Maya: First, we all need to deepen our understanding of different cultures. I think eventually, the company shouldn’t need our support anymore. To deepen your understanding, it’s important to talk to people from all different countries. Be curious about other cultures in your actions and communication. On top of that, I think it would be ideal if we didn’t judge people based on their nationality or any other identifying characteristics like that, and instead just treated each other as individuals.
– What would you like to see happen at Mercari in the future?

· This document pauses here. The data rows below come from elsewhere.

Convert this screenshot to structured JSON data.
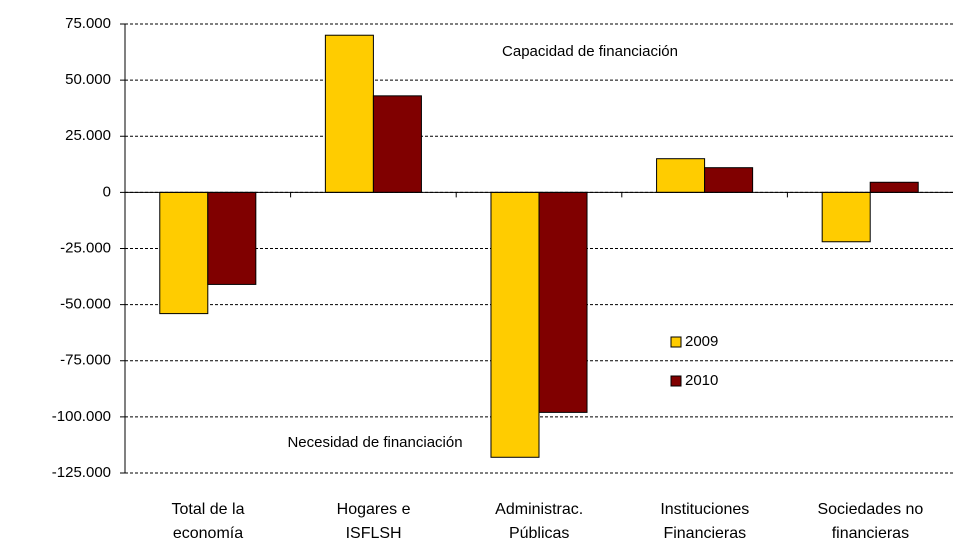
{
  "chart_data": {
    "type": "bar",
    "categories": [
      "Total de la\neconomía",
      "Hogares e\nISFLSH",
      "Administrac.\nPúblicas",
      "Instituciones\nFinancieras",
      "Sociedades no\nfinancieras"
    ],
    "series": [
      {
        "name": "2009",
        "color": "#ffcc00",
        "values": [
          -54000,
          70000,
          -118000,
          15000,
          -22000
        ]
      },
      {
        "name": "2010",
        "color": "#800000",
        "values": [
          -41000,
          43000,
          -98000,
          11000,
          4500
        ]
      }
    ],
    "annotations": [
      "Capacidad de financiación",
      "Necesidad de financiación"
    ],
    "ylim": [
      -125000,
      75000
    ],
    "yticks": [
      {
        "value": -125000,
        "label": "-125.000"
      },
      {
        "value": -100000,
        "label": "-100.000"
      },
      {
        "value": -75000,
        "label": "-75.000"
      },
      {
        "value": -50000,
        "label": "-50.000"
      },
      {
        "value": -25000,
        "label": "-25.000"
      },
      0,
      {
        "value": 25000,
        "label": "25.000"
      },
      {
        "value": 50000,
        "label": "50.000"
      },
      {
        "value": 75000,
        "label": "75.000"
      }
    ],
    "grid": true
  }
}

Maya: There are still some barriers between members from overseas and members from Japan. There will always be some differences with language and nationality, but I want everyone to feel a sense of unity as Mercari employees. To do so, I want to make systems to help improve the issues we face in our work. GOT takes part in all sorts of meetings and works with many different teams. I think we should pay attention to the issues we see and create systems to solve them. I want to make our work accessible to everyone rather than being overly dependent on individuals.
– This sounds really reassuring for members joining from overseas in the future.
Maya: I want to tell everyone that GOT acts as a bridge to help. We’re not just here to support members coming from overseas, but to help everyone. Mercari has many people who are willing to meet in the middle. I want to work together with the rest of my team to support the company and help that culture grow.
Born in Hokkaido. Attended elementary school in Japan before moving to the US. Lived in Minnesota from the age of 10, and after graduating from university in 2004, worked in Sendai City as a Coordinator for International Relations, where she handled translation, interpretation, and planning of international exchange events. In 2008, she began work as a relocation consultant at a company supporting people transferred to Tokyo from overseas. Starting in 2011, she worked for four years at LIFULL Co., Ltd. as an executive assistant to the CEO and a member of the international operations division, and in 2015, moved to Bangkok where her husband was transferred. There, she worked as a volunteer in PR for a local NPO. In 2017, she returned to Japan, and joined Mercari. She is a member of Merpay’s Global Operations Team, which handles translation and interpretation.